Observation: All the values in column animal are changed to *platypus. *

I have read that filters are applied after transformation, but that’s not what I need as I am totally replacing duck with **platypus. **

I have also tried using regex to replace duck to platypus, but I see no change to the data even though the logs show n events processed and I find myself struggling with the regex because there are so few examples out there (escaping? unescaping?).

This was the expression I was using in the second case

“expression”: “replace(animal,’\bduck\b’,‘platypus’)”

Tried this also

“expression”: “replace(animal,’\bduck\b’,‘platypus’)”

Observation: No change to the data even though the logs show n events processed.

Please ease my misery.

For the expression, you can use if(animal == 'duck','platypus', animal).

For replace(animal,'duck','platypus'), the pattern for replace is just a literal, not a regex, the underlying implementation follows the standard Java String.replace(CharSequence target, CharSequence replacement).
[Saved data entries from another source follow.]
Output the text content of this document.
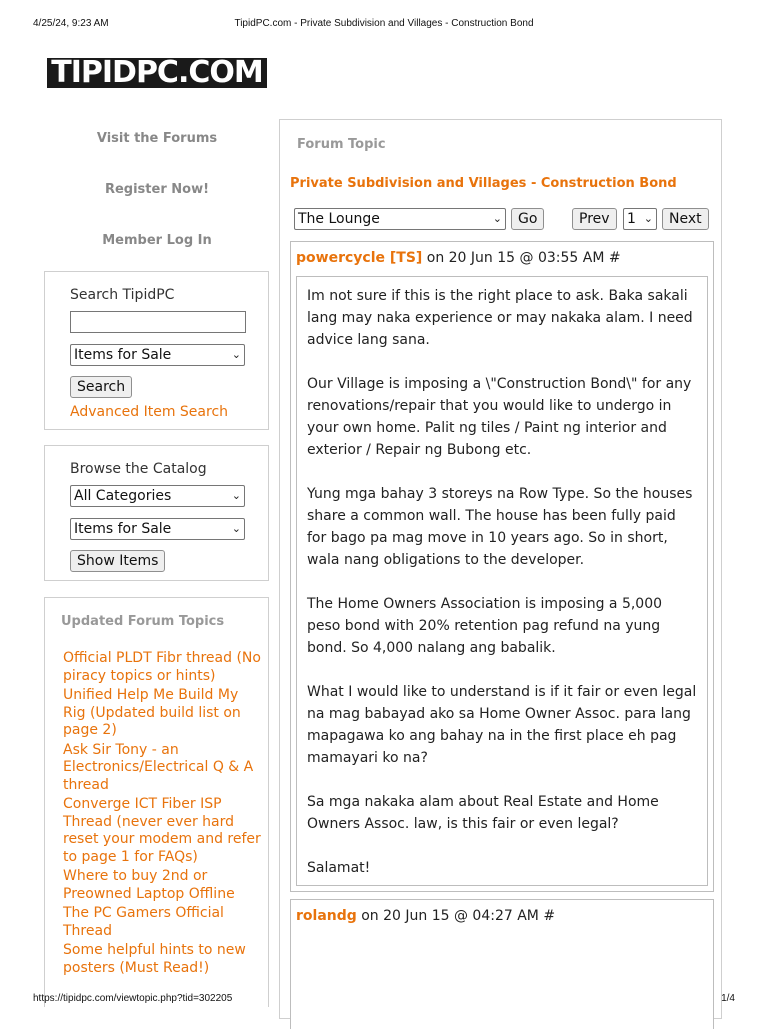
4/25/24, 9:23 AM	TipidPC.com - Private Subdivision and Villages - Construction Bond
TIPIDPC.COM
Visit the Forums
Register Now!
Member Log In
Search TipidPC
Items for Sale	⌄
Search
Advanced Item Search
Browse the Catalog
All Categories	⌄
Items for Sale	⌄
Show Items
Updated Forum Topics
Official PLDT Fibr thread (No piracy topics or hints)
Unified Help Me Build My Rig (Updated build list on page 2)
Ask Sir Tony - an Electronics/Electrical Q & A thread
Converge ICT Fiber ISP Thread (never ever hard reset your modem and refer to page 1 for FAQs)
Where to buy 2nd or Preowned Laptop Offline
The PC Gamers Official Thread
Some helpful hints to new posters (Must Read!)
Forum Topic
Private Subdivision and Villages - Construction Bond
The Lounge	⌄	Go	Prev	1 ⌄	Next
powercycle [TS] on 20 Jun 15 @ 03:55 AM #

Im not sure if this is the right place to ask. Baka sakali lang may naka experience or may nakaka alam. I need advice lang sana.

Our Village is imposing a \"Construction Bond\" for any renovations/repair that you would like to undergo in your own home. Palit ng tiles / Paint ng interior and exterior / Repair ng Bubong etc.

Yung mga bahay 3 storeys na Row Type. So the houses share a common wall. The house has been fully paid for bago pa mag move in 10 years ago. So in short, wala nang obligations to the developer.

The Home Owners Association is imposing a 5,000 peso bond with 20% retention pag refund na yung bond. So 4,000 nalang ang babalik.

What I would like to understand is if it fair or even legal na mag babayad ako sa Home Owner Assoc. para lang mapagawa ko ang bahay na in the first place eh pag mamayari ko na?

Sa mga nakaka alam about Real Estate and Home Owners Assoc. law, is this fair or even legal?

Salamat!

rolandg on 20 Jun 15 @ 04:27 AM #
https://tipidpc.com/viewtopic.php?tid=302205	1/4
You’ll also want to remove the filter from the ingestSegment firehose: by filtering on “animal = duck”, you will only reingest “duck” rows. The new output segment will overwrite the old segment and you’ll lose everything but the “duck” rows (or if you have appendToExisting set to true, it will append the new segment to the old rows and you’ll have duplicates for the former “duck” rows).